In 2000, with a majority of Americans living in our coastal zones, 97 percent of our trade coming through our ports, hurricane damage taking a precipitous upswing, and coastal habitats, water quality, and wildlife in steep decline, two new ocean panels were created. The eighteen-member Pew Oceans Commission was established by the Pew Charitable Trusts, which had grown tired of waiting for Congress to take action on the oceans. Pew’s action inspired a congressional reaction, and within months a sixteen-member U.S. Commission on Ocean Policy had been named by President George W. Bush.
The Pew Commission was made up of scientists, fishermen, environmentalists, and elected officials including the governor of New York and had as its primary focus America’s living marine resources. Its chair, Leon Panetta, was a former congressman, lifelong Democrat, and chief of staff in the Clinton White House.
The U.S. Commission included representatives from the offshore oil industry, ports, Navy admirals, academics, and Titanic explorer Bob Ballard and had a broader mandate to look at all aspects of the sea including commerce and defense. Its chair, Adm.
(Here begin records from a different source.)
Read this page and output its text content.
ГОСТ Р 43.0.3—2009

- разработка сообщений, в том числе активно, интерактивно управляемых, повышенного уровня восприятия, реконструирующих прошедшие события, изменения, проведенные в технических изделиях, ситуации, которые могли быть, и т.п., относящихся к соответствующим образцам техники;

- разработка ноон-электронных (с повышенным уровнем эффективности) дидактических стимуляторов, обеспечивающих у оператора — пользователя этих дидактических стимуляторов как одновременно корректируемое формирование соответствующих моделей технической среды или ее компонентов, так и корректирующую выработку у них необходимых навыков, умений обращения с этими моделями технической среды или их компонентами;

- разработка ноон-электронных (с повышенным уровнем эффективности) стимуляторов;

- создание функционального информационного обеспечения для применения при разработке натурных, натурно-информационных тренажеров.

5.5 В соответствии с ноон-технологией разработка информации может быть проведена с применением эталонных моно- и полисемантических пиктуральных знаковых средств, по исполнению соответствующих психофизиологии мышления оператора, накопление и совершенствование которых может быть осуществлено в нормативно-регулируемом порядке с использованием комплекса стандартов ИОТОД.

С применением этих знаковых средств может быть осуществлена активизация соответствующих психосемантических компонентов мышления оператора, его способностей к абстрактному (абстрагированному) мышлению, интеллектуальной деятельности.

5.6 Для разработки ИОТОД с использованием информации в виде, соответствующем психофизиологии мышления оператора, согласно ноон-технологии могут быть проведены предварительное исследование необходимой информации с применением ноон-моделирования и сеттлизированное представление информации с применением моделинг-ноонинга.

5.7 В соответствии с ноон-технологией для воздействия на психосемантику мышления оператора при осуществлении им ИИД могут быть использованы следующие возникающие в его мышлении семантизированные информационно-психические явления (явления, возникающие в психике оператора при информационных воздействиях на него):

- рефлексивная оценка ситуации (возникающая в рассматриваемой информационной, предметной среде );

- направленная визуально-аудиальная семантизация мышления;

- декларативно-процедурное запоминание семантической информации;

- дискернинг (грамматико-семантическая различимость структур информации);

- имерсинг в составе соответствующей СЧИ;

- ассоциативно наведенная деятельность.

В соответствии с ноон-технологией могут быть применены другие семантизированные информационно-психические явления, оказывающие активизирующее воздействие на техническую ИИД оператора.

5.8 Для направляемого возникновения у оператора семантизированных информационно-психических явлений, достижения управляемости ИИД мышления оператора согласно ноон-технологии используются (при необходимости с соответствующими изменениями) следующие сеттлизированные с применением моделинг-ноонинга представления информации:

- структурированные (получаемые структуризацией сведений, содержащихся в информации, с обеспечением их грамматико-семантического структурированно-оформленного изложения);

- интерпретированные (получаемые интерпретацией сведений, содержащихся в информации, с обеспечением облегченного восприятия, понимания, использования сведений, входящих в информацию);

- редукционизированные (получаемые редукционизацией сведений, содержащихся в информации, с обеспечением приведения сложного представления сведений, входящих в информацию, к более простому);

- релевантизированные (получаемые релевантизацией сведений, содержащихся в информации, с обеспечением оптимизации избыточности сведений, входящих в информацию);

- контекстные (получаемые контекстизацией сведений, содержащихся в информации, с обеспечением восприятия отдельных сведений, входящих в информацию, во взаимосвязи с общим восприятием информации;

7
Jim Watkins, was a former chief of naval operations, a lifelong Republican and secretary of energy under the first President Bush.
After several years of public hearings around the country, they put out reports in 2003 and 2004. Given their very dif
ferent makeups, their findings were remarkably similar. Both commissions concluded that the physical and ecological degradation of America’s coasts and oceans had reached a critical stage that now threatened the nation’s economy, security, and environment. They proposed a range of solutions aimed at boosting our ability to maintain our ocean-dependent economy while restoring healthy and abundant seas and preventing natural disasters like Hurricane Katrina from turning into human catastrophes as a result of bad policy choices.
Inside the Pew Commission, retired Coast Guard Adm. Roger Rufe, who headed the Ocean Conservancy, lobbied hard for the old Stratton Commission proposal that a new ocean agency be created, this time with the Coast Guard and NOAA at its heart. While Leon Panetta worried this would be a hard sell in Washington, they eventually agreed to move forward on the idea.
Then, thirty-five years after the Coast Guard got shunted off to the Department of Transportation, the post–9/11 Bush administration, for political reasons, established the Department of Homeland Security and made the Coast Guard a part of it.
The Pew Commission went ahead and proposed “an independent agency outside the Department of Commerce to address the national interest in the oceans and atmosphere,” presumably now to be made up of a reinvigorated NOAA.
Before his retirement Senator Fritz Hollings of South Carolina, a longtime ocean champion on the Hill, called members of the U.S. Commission on Ocean Policy “sissies” for not making a similar recommendation for an independent Department of the Oceans.
U.S. Commission members told me they did not believe an independent agency was “politically feasible” at the time, especially after Congress had just done a major government reorganization with the creation of the Department of Homeland Security.